Потому что если тебя накрывает тоска – унять её можно только чем-то грубым и жестоким. Хотя бы словом.
Печаль-тоску перебарывает только грубость и жестокосердие, иначе никак.
Когда тоска подступает, отогнать её можно только через звериное рычание, через гнев на самого себя.
Оттого мы здесь, по берегам Оки, часто бываем на вид угрюмы.
Мы спустились с дерева, стараясь не шуметь, отряхнули с волос колючие сухие иголки, подсмыкнули порты – и пошли восвояси, не обменявшись ни единым словом и даже не посмотрев друг на друга; и так всё было понятно. У кузнецовых дочерей была своя планида, у нас – своя. А тоску можно заесть, или запить, а лучше – и то и другое.
Краем оврага, через прохладные заросли лопухов, мы вернулись к стану, умылись, тщательно обтёрли от грязи руки и сели есть.
Очень хотелось хлеба – но хлеба мы в те поры ели мало.
Зато нас выручал котёл.
Старый Митроха сварил уху на карасях и ротанах.
Увидев нас, он снял с огня котёл с ухой, поставил перед нами в траву, сам же улёгся у огня, завернулся в полость и заснул, не произнеся при этом ни единого слова.
Мы достали ложки и принялись за славное дело.
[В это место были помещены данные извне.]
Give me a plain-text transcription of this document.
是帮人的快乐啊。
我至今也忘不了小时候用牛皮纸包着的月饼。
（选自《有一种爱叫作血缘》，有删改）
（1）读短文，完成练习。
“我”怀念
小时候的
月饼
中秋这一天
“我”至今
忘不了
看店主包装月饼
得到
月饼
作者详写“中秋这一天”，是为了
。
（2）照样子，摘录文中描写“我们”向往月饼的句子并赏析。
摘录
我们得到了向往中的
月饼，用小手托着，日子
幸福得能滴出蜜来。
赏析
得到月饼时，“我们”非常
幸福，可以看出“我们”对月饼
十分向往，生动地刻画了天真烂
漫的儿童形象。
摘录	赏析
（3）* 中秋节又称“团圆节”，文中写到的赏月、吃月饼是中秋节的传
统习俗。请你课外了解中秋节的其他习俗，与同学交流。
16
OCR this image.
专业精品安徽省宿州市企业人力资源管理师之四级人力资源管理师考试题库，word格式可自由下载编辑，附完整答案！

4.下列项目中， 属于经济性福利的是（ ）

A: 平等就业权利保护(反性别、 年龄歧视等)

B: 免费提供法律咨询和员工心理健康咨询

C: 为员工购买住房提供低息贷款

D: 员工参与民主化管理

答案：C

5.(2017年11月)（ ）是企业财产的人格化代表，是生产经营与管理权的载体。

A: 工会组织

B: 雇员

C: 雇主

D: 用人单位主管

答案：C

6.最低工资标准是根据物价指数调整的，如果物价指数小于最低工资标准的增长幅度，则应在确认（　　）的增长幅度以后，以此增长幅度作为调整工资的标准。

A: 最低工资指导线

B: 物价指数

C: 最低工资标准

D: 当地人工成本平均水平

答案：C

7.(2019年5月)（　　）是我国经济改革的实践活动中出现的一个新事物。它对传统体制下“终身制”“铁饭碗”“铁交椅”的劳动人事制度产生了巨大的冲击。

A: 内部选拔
Через год после того, как мы с Кирьяком сбились в глумецкую ватагу и стали ходить по людям, мы завели один на двоих котёл. В те отдалённые времена котёл – это была вещь большой ценности. Хлёбово от вываренного мяса, рыбы, грибов и кореньев можно было есть по три дня подряд. Кто имел котёл – тот всегда был сыт, и кожа его блестела, и волосы. Я не помню, сколько мы отдали за тот прекрасный котёл. Больше ста лет прошло. То ли тридцать, то ли пятьдесят новых кун. Помню, он был скован из шести медных пластин, и размер его был такой, чтоб сварить заячью голову. Помню, что Кирьяк не имел бережливости и не раз ронял наш котёл, в том числе на камни, и в одном месте котёл разошёлся и чуть протекал, и когда висел над костром – капли жира падали в огонь, и тогда вокруг поднимался такой запах, что из леса выходили рыси и россомахи, садились поодаль, рычали и блестели глазами от зависти.
Соли в то время у нас тоже не было; пробавлялись луком, щавелем и папоротником.
Сейчас у вас тут и чугуны с крышками, и ножи в каждом доме, и соль, и хлеб всякий, и бронзовые светильники на столах, и серебряные кольца на пальцах, и яйца с двумя желтками.
Но тогда всё иначе было.
Придёшь в селитьбу – а там один на всех нож висит на столбе при входе на требище, и местный волхв одним глазом глядит в себя, вторым на тебя, третьим – в чужой мир, а четвёртым, который на затылке, – наблюдает за ножом, чтоб не упёрли.
Вот так мы жили.
Так что рыбное хлёбово из того котла нас потом два дня выручало.
Я ел, едва не пронося ложку мимо рта: всё не мог забыть внимательные зелёные глаза кузнецовой младшей дочери – как они загорелись, когда она поняла, кто мы такие и зачем пришли.
Когда видишь радость на лице человека – понимаешь, зачем живёшь.
Кирьяк доел, облизал ложку и вдруг хлопнул меня по плечу.
– Великанья кровь, – сказал он. – В этих девках – великанья кровь.
Я подумал и кивнул. Друг был прав. Яркие глаза, прямой взгляд, широкая смелая улыбка. Ни страха, ни смущения, ни настороженности. И кузнец был такой же, хоть и глухой, хоть и прокопчённый весь.
История нашего – среднего – мира началась с освобождения земли.
То, что не свободно, вообще не может иметь своей истории.
Чтобы что-то началось, следует что-то освободить.
Вызволить.
Итак, в начале начал земля принадлежала нижнему миру и его богам, и в земле, не знавшей ни тепла, ни света, ледяной и твёрдой, обитали только безглазые черви.
Боги верхнего мира и боги нижнего мира вообще не знали о существовании друг друга: их разделял бесконечный великий лёд.